The third tier is interesting and set as a General Authorized Access (GAA) portion, which allows for 80MHz of the 3.5GHz band to be more freely used. It is licensed “by rule,” which means any entity with an FCC license may use FCC-authorized telecommunications equipment in the band, without a license for the spectrum.

GAA operators receive no interference protection, so it’s a kind of free for all, but to be clear, auctions are not a part of the GAA setup. It’s rare to get spectrum without having to pay, so it’s no doubt exciting for carriers and other operators, and it is understood that CBRS doesn’t need a clear line-of-sight between a device and a broadcast tower, whereas higher-frequency bands do require this. Wi-Fi bands are an example of regulated but not owned spectrum, which allowed tremendous innovation and improvements to computer and device connectivity.

Google is involved, and that's a key development for disruption

What’s driven fresh interest in CBRS is Google’s involvement. We’ve known Google has been agitating to ensure the FCC sticks to it original rules for CBRS, and doesn’t cave to the big carriers, who want to keep the playing field skewed to their advantage (more on that in a bit).

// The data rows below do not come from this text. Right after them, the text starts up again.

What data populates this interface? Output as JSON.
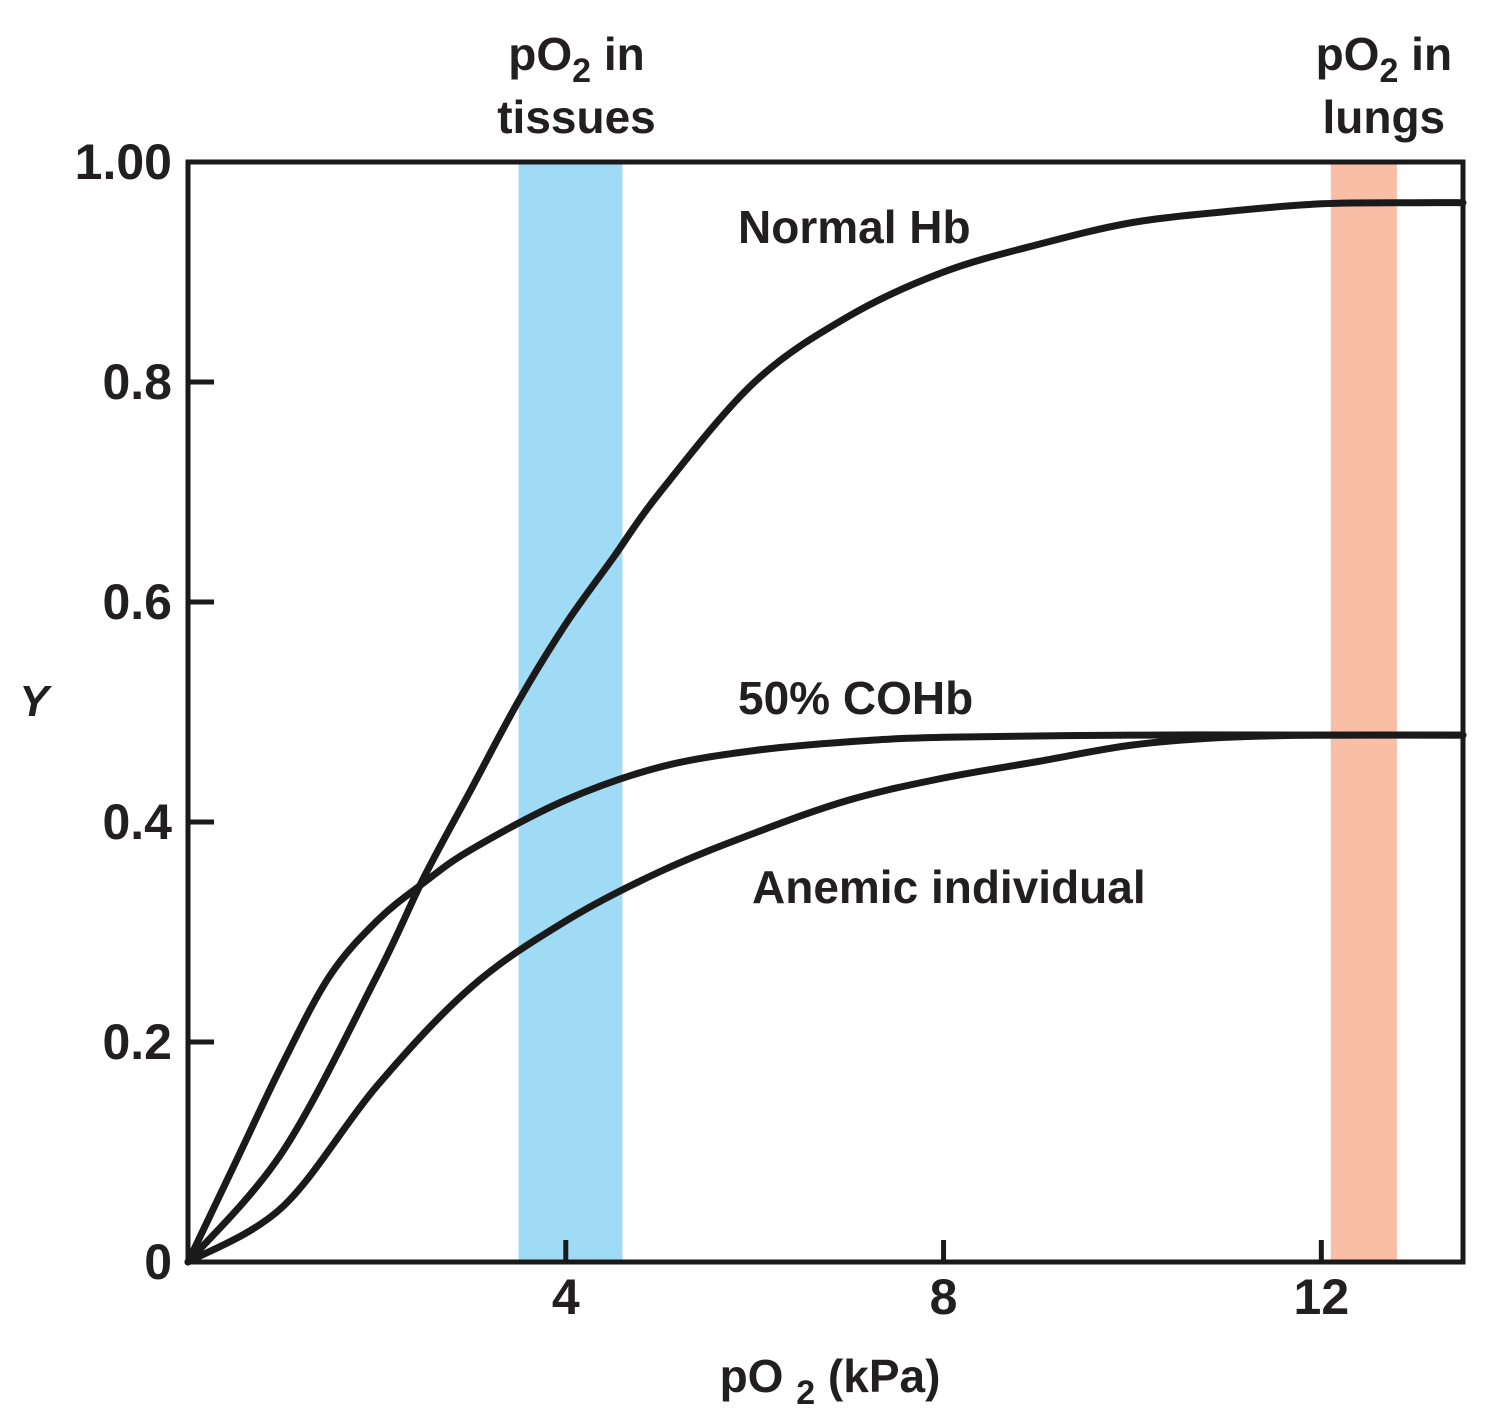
{
  "chart_data": {
    "type": "line",
    "xlabel": "pO2 (kPa)",
    "ylabel": "Y",
    "xlim": [
      0,
      13.5
    ],
    "ylim": [
      0,
      1.0
    ],
    "x_ticks": [
      {
        "value": 4,
        "label": "4"
      },
      {
        "value": 8,
        "label": "8"
      },
      {
        "value": 12,
        "label": "12"
      }
    ],
    "y_ticks": [
      {
        "value": 0,
        "label": "0"
      },
      {
        "value": 0.2,
        "label": "0.2"
      },
      {
        "value": 0.4,
        "label": "0.4"
      },
      {
        "value": 0.6,
        "label": "0.6"
      },
      {
        "value": 0.8,
        "label": "0.8"
      },
      {
        "value": 1.0,
        "label": "1.00"
      }
    ],
    "bands": [
      {
        "label_line1": "pO",
        "label_sub": "2",
        "label_tail": " in",
        "label_line2": "tissues",
        "x_range": [
          3.5,
          4.6
        ],
        "color": "#a0dbf6"
      },
      {
        "label_line1": "pO",
        "label_sub": "2",
        "label_tail": " in",
        "label_line2": "lungs",
        "x_range": [
          12.1,
          12.8
        ],
        "color": "#f8bea6"
      }
    ],
    "series": [
      {
        "name": "Normal Hb",
        "x": [
          0,
          1,
          2,
          2.5,
          3,
          3.5,
          4,
          4.5,
          5,
          6,
          7,
          8,
          9,
          10,
          11,
          12,
          13,
          13.5
        ],
        "y": [
          0,
          0.1,
          0.26,
          0.35,
          0.43,
          0.51,
          0.58,
          0.64,
          0.7,
          0.8,
          0.86,
          0.9,
          0.925,
          0.945,
          0.955,
          0.962,
          0.963,
          0.963
        ]
      },
      {
        "name": "50% COHb",
        "x": [
          0,
          0.5,
          1,
          1.5,
          2,
          2.5,
          3,
          4,
          5,
          6,
          7,
          8,
          10,
          12,
          13.5
        ],
        "y": [
          0,
          0.09,
          0.18,
          0.26,
          0.31,
          0.345,
          0.375,
          0.42,
          0.45,
          0.465,
          0.473,
          0.477,
          0.479,
          0.479,
          0.479
        ]
      },
      {
        "name": "Anemic individual",
        "x": [
          0,
          1,
          2,
          3,
          4,
          5,
          6,
          7,
          8,
          9,
          10,
          11,
          12,
          13.5
        ],
        "y": [
          0,
          0.05,
          0.16,
          0.25,
          0.31,
          0.355,
          0.39,
          0.42,
          0.44,
          0.455,
          0.47,
          0.477,
          0.479,
          0.479
        ]
      }
    ],
    "annotations": [
      {
        "text": "Normal Hb",
        "series": "Normal Hb"
      },
      {
        "text": "50% COHb",
        "series": "50% COHb"
      },
      {
        "text": "Anemic individual",
        "series": "Anemic individual"
      }
    ],
    "grid": false
  }
}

A Bloomberg article last week added some more fuel to fire to make CBRS cool again, pointing to the Google-led push to aid spectrum sharing. Google is working with other companies, including Federated Wireless, to build sensors, databases, and systems to better deal with interference of all kinds — from trees and obstacles to when the 3.5GHz spectrum must be left to the military. It’s all about sharing the spectrum to allow operators to provide 5G fiber-like speeds, while upsetting the incumbents’ services as well.

Here’s how Bloomberg describes the potential interactions that could take place:

Imagine you’re on a call with your smartphone in Los Angeles and it’s using CBRS to connect you. An aircraft carrier churns past. Systems run by Google, startup Federated Wireless or a few other companies, will spot that, give the Navy a prime bit of the spectrum to use, then move you onto a slightly different channel without dropping the call. When the ship leaves the area, the Navy’s spectrum is sent back into the mix. There’s enough spectrum to go round — 150MHz is the largest chunk of contiguous airwaves to be released in years. And the Navy is unlikely to sail past Denver, Kansas City or most other U.S. locations.

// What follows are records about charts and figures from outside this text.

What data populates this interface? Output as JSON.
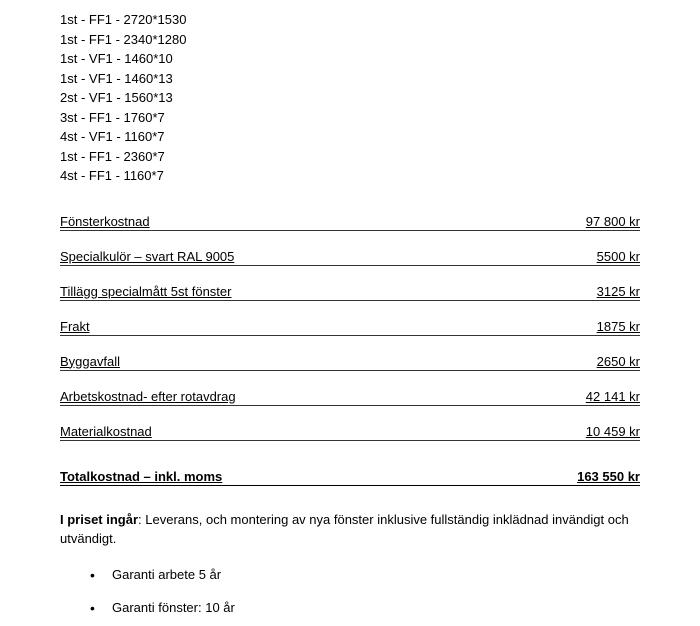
{
  "specs": [
    "1st - FF1 - 2720*1530",
    "1st - FF1 - 2340*1280",
    "1st - VF1 - 1460*10",
    "1st - VF1 - 1460*13",
    "2st - VF1 - 1560*13",
    "3st - FF1 - 1760*7",
    "4st - VF1 - 1160*7",
    "1st - FF1 - 2360*7",
    "4st - FF1 - 1160*7"
  ],
  "costs": [
    {
      "label": "Fönsterkostnad",
      "value": "97 800 kr"
    },
    {
      "label": "Specialkulör – svart RAL 9005",
      "value": "5500 kr"
    },
    {
      "label": "Tillägg specialmått 5st fönster",
      "value": "3125 kr"
    },
    {
      "label": "Frakt",
      "value": "1875 kr"
    },
    {
      "label": "Byggavfall",
      "value": "2650 kr"
    },
    {
      "label": "Arbetskostnad- efter rotavdrag",
      "value": "42 141 kr"
    },
    {
      "label": "Materialkostnad",
      "value": "10 459 kr"
    }
  ],
  "total": {
    "label": "Totalkostnad – inkl. moms",
    "value": "163 550 kr"
  },
  "included": {
    "lead": "I priset ingår",
    "text": ": Leverans, och montering av nya fönster inklusive fullständig inklädnad invändigt och utvändigt."
  },
  "bullets": [
    "Garanti arbete 5 år",
    "Garanti fönster: 10 år"
  ]
}
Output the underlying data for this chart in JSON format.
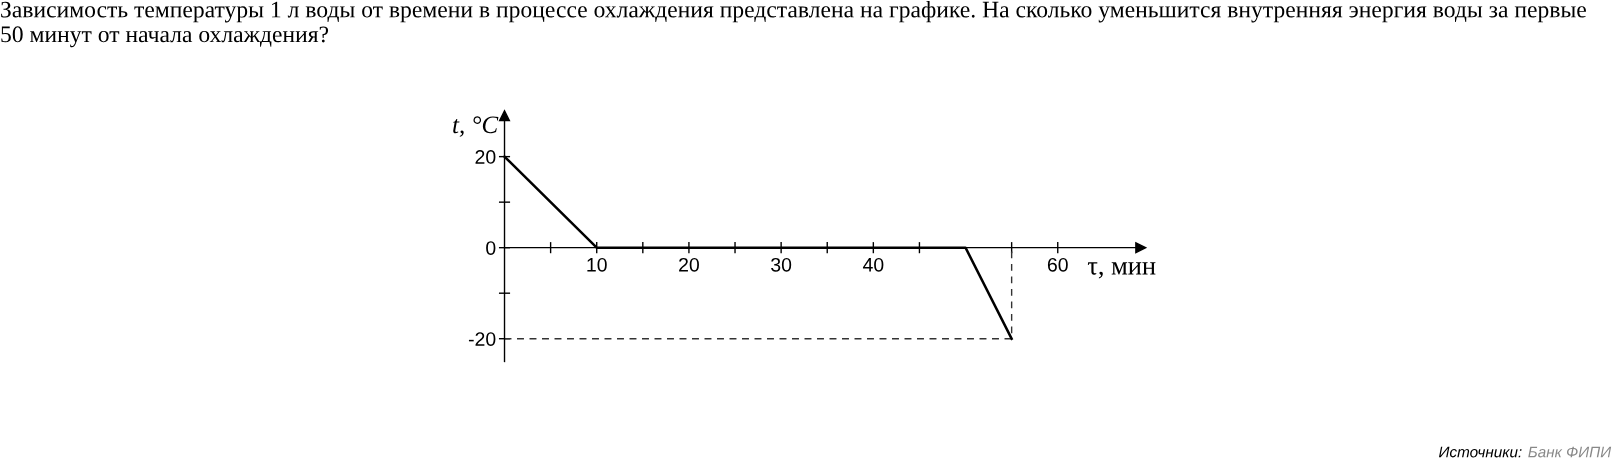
{
  "chart_data": {
    "type": "line",
    "title": "Зависимость температуры 1 л воды от времени в процессе охлаждения представлена на графике. На сколько уменьшится внутренняя энергия воды за первые 50 минут от начала охлаждения?",
    "xlabel": "τ, мин",
    "ylabel": "t, °C",
    "annotations": [
      "Источники:",
      "Банк ФИПИ"
    ],
    "series": [
      {
        "x": [
          0,
          10,
          50,
          55
        ],
        "values": [
          20,
          0,
          0,
          -20
        ],
        "color": "#000000",
        "line_style": "solid"
      },
      {
        "x": [
          0,
          55,
          55
        ],
        "values": [
          -20,
          -20,
          0
        ],
        "color": "#333333",
        "line_style": "dashed"
      }
    ],
    "xlim": [
      0,
      69
    ],
    "ylim": [
      -25,
      29
    ],
    "xticks": [
      {
        "value": 5,
        "label": null
      },
      10,
      {
        "value": 15,
        "label": null
      },
      20,
      {
        "value": 25,
        "label": null
      },
      30,
      {
        "value": 35,
        "label": null
      },
      40,
      {
        "value": 45,
        "label": null
      },
      {
        "value": 55,
        "label": null
      },
      60
    ],
    "yticks": [
      -20,
      {
        "value": -10,
        "label": null
      },
      0,
      {
        "value": 10,
        "label": null
      },
      20
    ],
    "grid": false,
    "legend": false
  }
}
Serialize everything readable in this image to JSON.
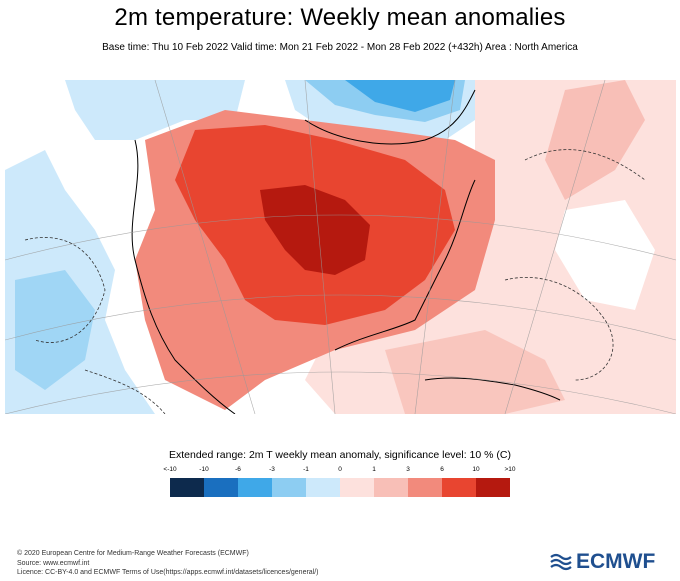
{
  "title": "2m temperature: Weekly mean anomalies",
  "subtitle": "Base time: Thu 10 Feb 2022 Valid time: Mon 21 Feb 2022 - Mon 28 Feb 2022 (+432h) Area : North America",
  "legend": {
    "title": "Extended range: 2m T weekly mean anomaly, significance level: 10 % (C)",
    "ticks": [
      "<-10",
      "-10",
      "-6",
      "-3",
      "-1",
      "0",
      "1",
      "3",
      "6",
      "10",
      ">10"
    ],
    "colors": [
      "#0d2a4d",
      "#1a6fbf",
      "#3fa8e8",
      "#8dcdf2",
      "#cde9fb",
      "#fde1dd",
      "#f8bfb7",
      "#f28a7c",
      "#e84530",
      "#b5190f",
      "#6b0a06"
    ]
  },
  "map_colors": {
    "ocean_bg": "#ffffff",
    "light_blue": "#cde9fb",
    "mid_blue": "#8dcdf2",
    "blue": "#3fa8e8",
    "light_red": "#fde1dd",
    "pink": "#f8bfb7",
    "salmon": "#f28a7c",
    "red": "#e84530",
    "dark_red": "#b5190f"
  },
  "footer": {
    "line1": "© 2020 European Centre for Medium-Range Weather Forecasts (ECMWF)",
    "line2": "Source: www.ecmwf.int",
    "line3": "Licence: CC-BY-4.0 and ECMWF Terms of Use(https://apps.ecmwf.int/datasets/licences/general/)"
  },
  "logo": {
    "text": "ECMWF",
    "color": "#1f4f8f",
    "icon": "ecmwf-wave-icon"
  }
}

Google and its partners are leading the charge to make GAA more useful by reducing interference. Despite the benevolence Bloomberg’s headline indicates, Google’s involvement no doubt means it will make some serious money off the venture.

The carriers sense disruption. They sense Google moving in on their turf beyond its initial Project Fi foray. To fight back, they are appealing to the FCC to have the coming PAL bands take up more of the spectrum.

CBRS is still some distance away, probably further than the first 5G hotspots, which will emerge as early as this year in some limited areas. The inertia (money) required to get the ball rolling is significant and, as Deutsche Telekom noted at MWC 2018, no one’s made a real business case for 5G yet. Even with 3GPP ratifying a 5G standard, we may be waiting well beyond 2020 to see both handsets and carriers supporting CBRS.

Still, a report by industry research firm Mobile Experts estimated 750,000 CBRS access points will be shipped by 2022. The firm also suggested costs for CBRS networks should be much lower than licensed LTE and distributed antenna system alternatives, due to the nature of spectrum sharing across the three tiers. 5G capabilities are also more attainable than mmWave technology, which requires significantly more and new infrastructure. It’s likely we’ll see a smartphone with 5G in the 3.5GHz band as opposed to the 30 or 60GHz mmWave bands.

Read next: 5G vs Gigabit LTE: the differences explained

In addition, CBRS is versatile enough that a range of business cases will be supported, from in-building wireless, to smart cities, rural networks (where previous bandwidth was limited), and more.

The CBRS space is very hot, to say the least. The big carriers have been visiting FCC HQ earlier in April to appeal for bigger licensed areas to reduce costs. The industry is actively trying to sway participants to reach a compromise that suits both PAL and GAA operators, and we expect news on that front within the next weeks and months.